Based on the example in the wasm-bindgen book, here's how I do this in Rust:

fn animate_limited(mut draw_frame: impl FnMut() + 'static, max_fps: i32) {
    // Based on:
    // https://rustwasm.github.io/docs/wasm-bindgen/examples/request-animation-frame.html#srclibrs

    // https://doc.rust-lang.org/book/ch15-05-interior-mutability.html
    let animate_cb = Rc::new(RefCell::new(None));
    let animate_cb2 = animate_cb.clone();

    let timeout_cb = Rc::new(RefCell::new(None));
    let timeout_cb2 = timeout_cb.clone();

    let w = window();
    *timeout_cb2.borrow_mut() = Some(Closure::wrap(Box::new(move || {
        request_animation_frame(&w, animate_cb.borrow().as_ref().unwrap());
    }) as Box<dyn FnMut()>));

    let w2 = window();
    *animate_cb2.borrow_mut() = Some(Closure::wrap(Box::new(move || {
        draw_frame();

        set_timeout(&w2, timeout_cb.borrow().as_ref().unwrap(), 1000 / max_fps);
    }) as Box<dyn FnMut()>));

    request_animation_frame(&window(), animate_cb2.borrow().as_ref().unwrap());
}

fn window() -> web_sys::Window {
    web_sys::window().expect("no global `window` exists")
}

fn request_animation_frame(window: &web_sys::Window, f: &Closure<dyn FnMut()>) -> i32 {
    window
        .request_animation_frame(f.as_ref().unchecked_ref())
        .expect("should register `requestAnimationFrame` OK")
}

fn set_timeout(window: &web_sys::Window, f: &Closure<dyn FnMut()>, timeout_ms: i32) -> i32 {
    window
        .set_timeout_with_callback_and_timeout_and_arguments_0(
            f.as_ref().unchecked_ref(),
            timeout_ms,
        )
        .expect("should register `setTimeout` OK")
}

Then you simply pass animate_limited a function to do your drawing (a closure like move || { /* drawing logic here */ } will do the trick), and the maximum framerate you want.

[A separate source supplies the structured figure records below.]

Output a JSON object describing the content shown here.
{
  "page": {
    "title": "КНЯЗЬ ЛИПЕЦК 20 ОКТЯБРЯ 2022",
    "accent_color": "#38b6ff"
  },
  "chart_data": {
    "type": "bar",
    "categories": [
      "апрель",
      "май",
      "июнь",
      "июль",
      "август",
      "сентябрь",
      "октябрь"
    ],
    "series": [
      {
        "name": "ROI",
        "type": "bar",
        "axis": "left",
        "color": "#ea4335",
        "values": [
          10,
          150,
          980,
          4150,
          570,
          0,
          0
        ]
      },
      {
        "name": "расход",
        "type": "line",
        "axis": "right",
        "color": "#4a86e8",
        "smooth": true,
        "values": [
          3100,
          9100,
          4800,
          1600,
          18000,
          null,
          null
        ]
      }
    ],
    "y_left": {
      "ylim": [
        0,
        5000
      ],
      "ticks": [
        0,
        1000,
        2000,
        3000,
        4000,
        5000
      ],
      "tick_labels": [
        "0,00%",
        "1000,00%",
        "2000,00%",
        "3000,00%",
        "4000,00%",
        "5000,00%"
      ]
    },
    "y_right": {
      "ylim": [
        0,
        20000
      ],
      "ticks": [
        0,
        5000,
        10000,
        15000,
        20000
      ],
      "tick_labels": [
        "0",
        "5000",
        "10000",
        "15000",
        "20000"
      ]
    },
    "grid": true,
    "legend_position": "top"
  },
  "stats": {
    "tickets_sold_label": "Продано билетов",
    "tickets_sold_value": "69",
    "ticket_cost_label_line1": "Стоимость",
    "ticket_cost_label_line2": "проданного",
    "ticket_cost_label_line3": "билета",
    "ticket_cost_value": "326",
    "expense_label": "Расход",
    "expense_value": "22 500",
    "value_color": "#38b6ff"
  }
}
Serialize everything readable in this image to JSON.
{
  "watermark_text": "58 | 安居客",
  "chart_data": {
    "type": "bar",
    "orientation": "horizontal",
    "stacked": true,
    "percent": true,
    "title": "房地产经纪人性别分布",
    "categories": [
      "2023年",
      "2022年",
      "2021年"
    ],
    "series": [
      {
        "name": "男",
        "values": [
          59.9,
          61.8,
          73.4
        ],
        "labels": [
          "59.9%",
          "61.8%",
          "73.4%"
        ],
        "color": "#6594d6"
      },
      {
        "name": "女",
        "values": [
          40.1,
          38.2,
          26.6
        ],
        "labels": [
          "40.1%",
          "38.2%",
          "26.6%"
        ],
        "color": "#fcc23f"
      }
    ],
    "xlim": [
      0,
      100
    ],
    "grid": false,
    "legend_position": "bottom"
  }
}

There are almost certainly improvements to be made, there. I'm very new to Rust and just spent far too long figuring out how to make this work. Hopefully this makes it quicker for someone else in the future.

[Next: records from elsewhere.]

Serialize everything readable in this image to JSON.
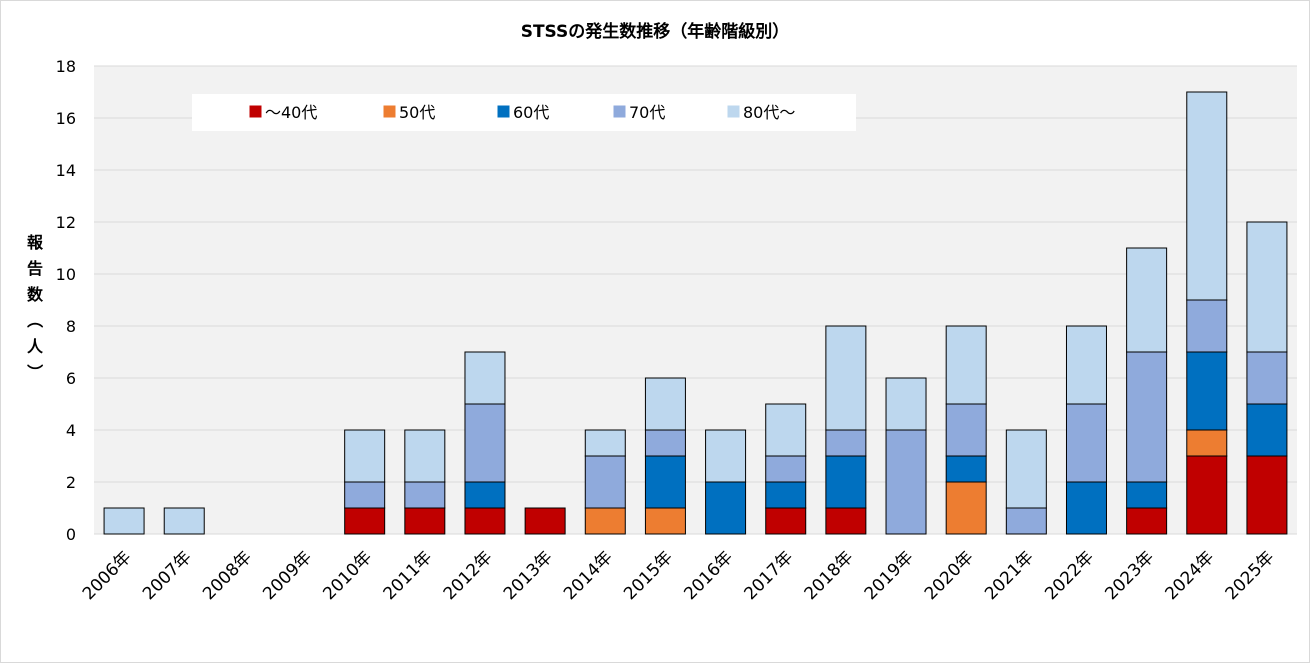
{
  "chart_data": {
    "type": "bar",
    "stacked": true,
    "title": "STSSの発生数推移（年齢階級別）",
    "ylabel": "報告数（人）",
    "xlabel": "",
    "ylim": [
      0,
      18
    ],
    "yticks": [
      0,
      2,
      4,
      6,
      8,
      10,
      12,
      14,
      16,
      18
    ],
    "grid": true,
    "legend_position": "top-left",
    "categories": [
      "2006年",
      "2007年",
      "2008年",
      "2009年",
      "2010年",
      "2011年",
      "2012年",
      "2013年",
      "2014年",
      "2015年",
      "2016年",
      "2017年",
      "2018年",
      "2019年",
      "2020年",
      "2021年",
      "2022年",
      "2023年",
      "2024年",
      "2025年"
    ],
    "series": [
      {
        "name": "～40代",
        "color": "#c00000",
        "values": [
          0,
          0,
          0,
          0,
          1,
          1,
          1,
          1,
          0,
          0,
          0,
          1,
          1,
          0,
          0,
          0,
          0,
          1,
          3,
          3
        ]
      },
      {
        "name": "50代",
        "color": "#ed7d31",
        "values": [
          0,
          0,
          0,
          0,
          0,
          0,
          0,
          0,
          1,
          1,
          0,
          0,
          0,
          0,
          2,
          0,
          0,
          0,
          1,
          0
        ]
      },
      {
        "name": "60代",
        "color": "#0070c0",
        "values": [
          0,
          0,
          0,
          0,
          0,
          0,
          1,
          0,
          0,
          2,
          2,
          1,
          2,
          0,
          1,
          0,
          2,
          1,
          3,
          2
        ]
      },
      {
        "name": "70代",
        "color": "#8faadc",
        "values": [
          0,
          0,
          0,
          0,
          1,
          1,
          3,
          0,
          2,
          1,
          0,
          1,
          1,
          4,
          2,
          1,
          3,
          5,
          2,
          2
        ]
      },
      {
        "name": "80代～",
        "color": "#bdd7ee",
        "values": [
          1,
          1,
          0,
          0,
          2,
          2,
          2,
          0,
          1,
          2,
          2,
          2,
          4,
          2,
          3,
          3,
          3,
          4,
          8,
          5
        ]
      }
    ]
  }
}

Walsingham answered 30/8, 2020 at 5:5 Comment(2)
What were your imports for this, apart from std::cell:RefCell and std::rc::Rc? Trying to recreate this, the compiler throws no method named `unchecked_ref` found for reference `&wasm_bindgen::JsValue` in the current scopePhoebe
That comes from use wasm_bindgen::JsCast; You may also want to use wasm_bindgen::prelude::*;.Walsingham
G
3

I'm effectively looking for the Rust equivalent of JavaScript's setTimeout(renderNext, 11) when compiling out to the wasm target.

There are several Rust crates that have bindings to the JavaScript web API, most notably web-sys. Take a look at the documentation for one of the setTimeout overloads.

This is not really a Rust equivalent though, as it pretty directly calls the JS function. But you won't be able to get around that: sleeping or getting the current time are both functions that the host environment has to offer. They cannot be implemented in the raw language alone.

One option would be to have JavaScript call into Rust on every requestAnimationFrame and use that as the driver, but I'm curious to keep it all in Rust if possible.

Yes, you should use requestAnimationFrame (link to web-sys docs). This is much preferred over timing it yourself. In particular, this method will also pause calling your code when the tab is not active and stuff like that. In a desktop environment you would do the same: ask the host environment (i.e. the operating system, often via OpenGL or so) to synchronize your program to screen refreshes.